You can select exposure and white-balance bracket steps, while the camera sets saturation, sharpness, and contrast steps automatically. We did find setting up exposure and white-balance bracketing a little inconvenient since you have to choose the mode with the virtual mode dial, then set the steps through the menu system.

Beyond autobracketing, you can manually adjust a range of image parameters, including white balance, sharpness, contrast, and saturation. We appreciated having a live thumbnail view when selecting the preset or custom white balance so that we could see what effect each setting had on color balance.

Metering, focus, and light sensitivity (ISO) options also count toward this camera's appeal. You can adjust the focus manually via the four-way controller, and when you use the manual focus, a close-up view of the center of your scene appears on the LCD to help you get a sharp shot.
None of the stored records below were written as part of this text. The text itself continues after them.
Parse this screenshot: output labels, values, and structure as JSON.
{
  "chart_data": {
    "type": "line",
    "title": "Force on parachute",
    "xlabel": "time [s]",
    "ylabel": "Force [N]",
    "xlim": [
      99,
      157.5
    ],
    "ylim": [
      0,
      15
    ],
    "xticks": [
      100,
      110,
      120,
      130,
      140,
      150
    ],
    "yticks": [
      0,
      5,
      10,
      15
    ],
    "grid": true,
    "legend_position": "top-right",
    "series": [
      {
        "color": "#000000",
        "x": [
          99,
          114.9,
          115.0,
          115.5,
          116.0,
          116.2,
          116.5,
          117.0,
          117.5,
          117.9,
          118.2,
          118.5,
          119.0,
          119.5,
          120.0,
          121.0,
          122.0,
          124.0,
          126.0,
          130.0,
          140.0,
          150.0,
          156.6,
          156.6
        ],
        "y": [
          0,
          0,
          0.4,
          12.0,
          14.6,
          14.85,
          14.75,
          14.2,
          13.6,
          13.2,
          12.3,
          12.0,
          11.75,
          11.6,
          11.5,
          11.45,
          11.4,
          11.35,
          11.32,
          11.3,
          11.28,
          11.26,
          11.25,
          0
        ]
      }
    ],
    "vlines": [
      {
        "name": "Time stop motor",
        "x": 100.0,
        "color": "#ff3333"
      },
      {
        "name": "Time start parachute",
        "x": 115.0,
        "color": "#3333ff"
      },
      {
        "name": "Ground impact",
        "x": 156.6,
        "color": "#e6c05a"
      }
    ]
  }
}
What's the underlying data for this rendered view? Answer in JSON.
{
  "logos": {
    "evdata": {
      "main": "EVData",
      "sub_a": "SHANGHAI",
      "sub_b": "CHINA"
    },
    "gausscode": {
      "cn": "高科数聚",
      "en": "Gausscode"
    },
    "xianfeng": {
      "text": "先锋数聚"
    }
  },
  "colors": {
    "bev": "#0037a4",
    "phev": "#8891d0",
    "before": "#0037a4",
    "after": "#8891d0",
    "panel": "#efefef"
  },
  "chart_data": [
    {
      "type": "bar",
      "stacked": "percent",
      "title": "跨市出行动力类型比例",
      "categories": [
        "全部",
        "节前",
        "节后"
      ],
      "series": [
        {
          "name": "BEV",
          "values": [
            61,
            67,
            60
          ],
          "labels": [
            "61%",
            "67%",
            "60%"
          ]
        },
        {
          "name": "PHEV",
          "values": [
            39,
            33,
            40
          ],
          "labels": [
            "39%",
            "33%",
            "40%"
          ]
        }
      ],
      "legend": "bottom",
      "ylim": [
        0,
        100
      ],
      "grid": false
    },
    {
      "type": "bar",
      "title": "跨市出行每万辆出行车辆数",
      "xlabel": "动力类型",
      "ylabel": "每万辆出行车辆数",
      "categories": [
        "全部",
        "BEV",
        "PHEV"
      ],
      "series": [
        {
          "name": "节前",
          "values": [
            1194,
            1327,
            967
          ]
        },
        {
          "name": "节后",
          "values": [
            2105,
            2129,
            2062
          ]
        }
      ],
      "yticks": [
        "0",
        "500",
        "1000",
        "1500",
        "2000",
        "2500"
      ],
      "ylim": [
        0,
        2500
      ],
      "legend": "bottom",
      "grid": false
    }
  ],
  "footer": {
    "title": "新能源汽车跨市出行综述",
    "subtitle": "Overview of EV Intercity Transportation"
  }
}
Unfortunately, the same arrows on the four-way controller are used to adjust exposure compensation and manual focus, so you can't use both for the same photo.

You can capture JPEGs at three compression settings and four file-size settings, and there's a movie mode for shooting 320x240 clips. Although you can't record sound with the video, you can zoom while capturing video. In addition to an array of scene modes and a panorama mode, you can apply several special effects, including Pentax's signature 3D mode (3D glasses are included). The 3D mode is amusing, but we found the digital filters more to our creative liking. Blue, green, and red filters can be used to tint an image or to take a black-and-white photo with only the chosen filter hue rendered in color.